Question

In: Finance

a) The will of Warren’s grandfather provided that, starting at the end of year 1, Warren...

a) The will of Warren’s grandfather provided that, starting at the end of year 1, Warren is to receive £14,000 a year forever. If Warren wants to sell the right to receive such stream of payments and the annual interest rate is 7 per cent, how much should he ask for? Now determine the value of this stream of payments if the first payment would occur starting at the end of the year 4? Explain your calculations in each case.
[5 marks]
b) Warren is about to deposit his savings of £100,000 and is considering three banks. All these banks offer a nominal annual interest rate of 12 per cent, but they all offer different compounding periods. Banks 1, 2 and 3 offer semi-annual, quarterly and monthly compounding respectively. What is the effective annual interest rate offered by each bank? Explain the difference between the nominal annual interest rate and the effective annual interest rate.
[5 marks]
c) Take the above deposits remuneration in b) and determine how much would Warren have in each deposit in Bank 1, 2 and 3 at the end of Years 1 and 5. Explain why each deposit might generate a different return.
[5 marks]
d) What is the price of a 25-year sovereign bond with a 4.5 per cent yield with annual coupons of 3.5 per cent and a £1,000 face value? How do you define a sovereign bond?
[5 marks]
e) Take the above bond in d) and determine what would be the price of this bond if it paid no coupons? How would you define this type of bond? What would be the benefits for a corporation to issue a bond with no coupons?

Solutions

Expert Solution

A) PV of Stream Today = 14000 / 7% = 200000

Therefore, warren would ask for $200000

First Calculate PV of Stream @ end of Year 4 = 14000 / 7% = 200000

Then Discount this back today = 200000 / (1.07) ^4 = 152579.04

This lower because we are not getting anything in year 1 to 4

B) Nominal annual interest rate = 12%

Bank 1 (Semi Annually)

Effective annual interest rate = [(1+0.12 / 2) ^ 2] -1 = 12.36%

Bank 2 (Quarterly)

Effective annual interest rate = [(1+0.12 / 4) ^ 4] -1 = 12.55%

Bank 3 (Monthly)

Effective annual interest rate = [(1+0.12 / 12) ^ 12] -1 = 12.68%

Since Effective interest rate will take into consideration the compounding effect or you can say interest on interest it is more than nominal interest rate.

C)

Bank 1 (Semi Annually)

End of Year 1 = [(1+0.1236) ^ 1] * 100000 = 112360

End of Year 5 = [(1+0.1236) ^ 5] * 100000 = 179085

Bank 2 (Quarterly)

End of Year 1 = [(1+0.1255) ^ 1] * 100000 = 112550

End of Year 5 = [(1+0.1255) ^ 5] * 100000 = 180604

Bank 3 (Monthly)

End of Year 1 = [(1+0.1268) ^ 1] * 100000 = 112680

End of Year 5 = [(1+0.1268) ^ 5] * 100000 = 181650

During initial Year Difference is not much but as the year passes compounding effect come into the picture. There is a one-word answer “Compounding Effect” which increases as now of period Increases.

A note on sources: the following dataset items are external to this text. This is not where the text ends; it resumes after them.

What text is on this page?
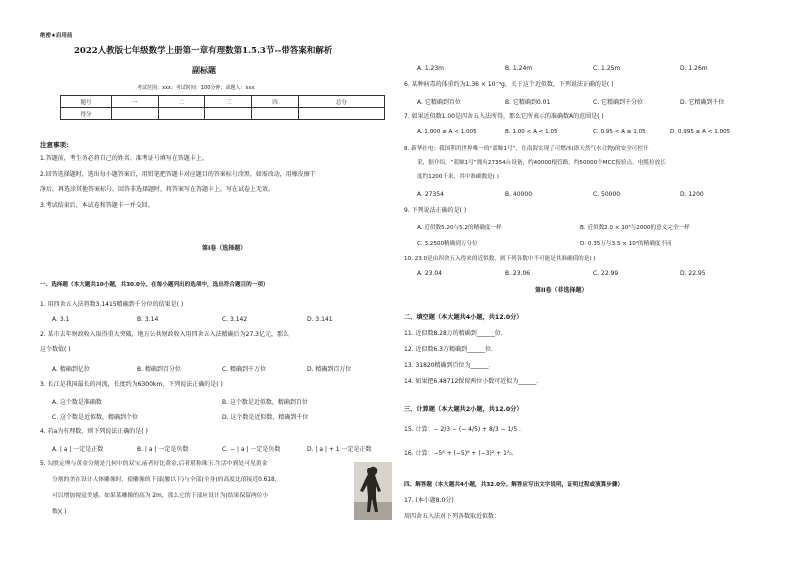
绝密★启用前
2022人教版七年级数学上册第一章有理数第1.5.3节--带答案和解析
副标题
考试范围：xxx；考试时间：100分钟；命题人：xxx
题号	一	二	三	四	总分
得分					
注意事项:
1.答题前，考生务必将自己的姓名、准考证号填写在答题卡上。
2.回答选择题时，选出每小题答案后，用铅笔把答题卡对应题目的答案标号涂黑。如需改动，用橡皮擦干
净后，再选涂其他答案标号。回答非选择题时，将答案写在答题卡上，写在试卷上无效。
3.考试结束后，本试卷和答题卡一并交回。
第I卷（选择题）
一、选择题（本大题共10小题，共30.0分。在每小题列出的选项中，选出符合题目的一项）
1. 用四舍五入法将数3.1415精确到千分位的结果是( )
A. 3.1	B. 3.14	C. 3.142	D. 3.141
2. 某市去年财政收入取得重大突破，地方公共财政收入用四舍五入法精确后为27.3亿元，那么
这个数值( )
A. 精确到亿位	B. 精确到百分位	C. 精确到千万位	D. 精确到百万位
3. 长江是我国最长的河流，长度约为6300km，下列说法正确的是( )
A. 这个数是准确数	B. 这个数是近似数，精确到百位
C. 这个数是近似数，精确到个位	D. 这个数是近似数，精确到千位
4. 若a为有理数，则下列说法正确的是( )
A. | a | 一定是正数	B. | a | 一定是负数	C. − | a | 一定是负数	D. | a | + 1 一定是正数
5. 勾股定理与黄金分割是几何中的双宝,前者好比黄金,后者堪称珠玉.生活中到处可见黄金
分割的美在设计人体雕像时，使雕像的下部(腰以下)与全部(全身)的高度比值接近0.618，
可以增加视觉美感。如果某雕像的高为 2m，那么它的下部应设计为(结果保留两位小
数)( )
A. 1.23m	B. 1.24m	C. 1.25m	D. 1.26m
6. 某种病毒的体重约为1.36 × 10⁻⁴g，关于这个近似数，下列说法正确的是( )
A. 它精确到百位	B. 它精确到0.01	C. 它精确到千分位	D. 它精确到千位
7. 如果近似数1.00是四舍五入法所得，那么它所表示的准确数A的范围是( )
A. 1.000 ≤ A < 1.005	B. 1.00 < A < 1.05	C. 0.95 < A ≤ 1.05	D. 0.995 ≤ A < 1.005
8. 新华社电：我国利用世界唯一的“蓝鲸1号”，在南海实现了可燃冰(即天然气水合物)的安全可控开
采，据介绍，“蓝鲸1号”拥有27354台设备，约40000根管路，约50000个MCC报验点，电缆拉放长
度约1200千米，其中准确数是( )
A. 27354	B. 40000	C. 50000	D. 1200
9. 下列说法正确的是( )
A. 近似数5.20与5.2的精确度一样	B. 近似数2.0 × 10³与2000的意义完全一样
C. 3.2500精确到万分位	D. 0.35万与3.5 × 10³的精确度不同
10. 23.0是由四舍五入得来的近似数，则下列各数中不可能是其准确值的是( )
A. 23.04	B. 23.06	C. 22.99	D. 22.95
第II卷（非选择题）
二、填空题（本大题共4小题，共12.0分）
11. 近似数8.28万的精确到______位．
12. 近似数6.3万精确到______位．
13. 31820精确到百位为______．
14. 如果把6.48712保留两位小数可近似为______.
三、计算题（本大题共2小题，共12.0分）
15. 计算：− 2/3 − (− 4/5) + 8/3 − 1/5 .
16. 计算：−5⁶ + (−5)⁶ + (−3)² + 1²₀.
四、解答题（本大题共4小题，共32.0分。解答应写出文字说明，证明过程或演算步骤）
17. (本小题8.0分)
用四舍五入法对下列各数取近似数：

D) On Financial Calculator type

N = 25

I/Y = 4.5

PMT = 1000 * 3.5% = 35

FV = 1000

Then press CPT and then PV

Answer = 851.72

A sovereign bond is a debt instrument which issued by the specific government. It can be denominated in both foreign and domestic currency. It promise to pay the buyer a certain amount of interest for a mentioned number of years and alos repay the face value on maturity.

E) On Financial Calculator type

N = 25

I/Y = 4.5

PMT = 0

FV = 1000

Then press CPT and then PV

Answer = 332.73

If there is no Coupon in between it is called Zero Coupon Bond. These types of bond are traded at deep discount. Which is Clearly visible from above calculations. It is beneficial Because company knows that they have to pay after a long period of time and they can invest in big project without worrying about interest Expenses.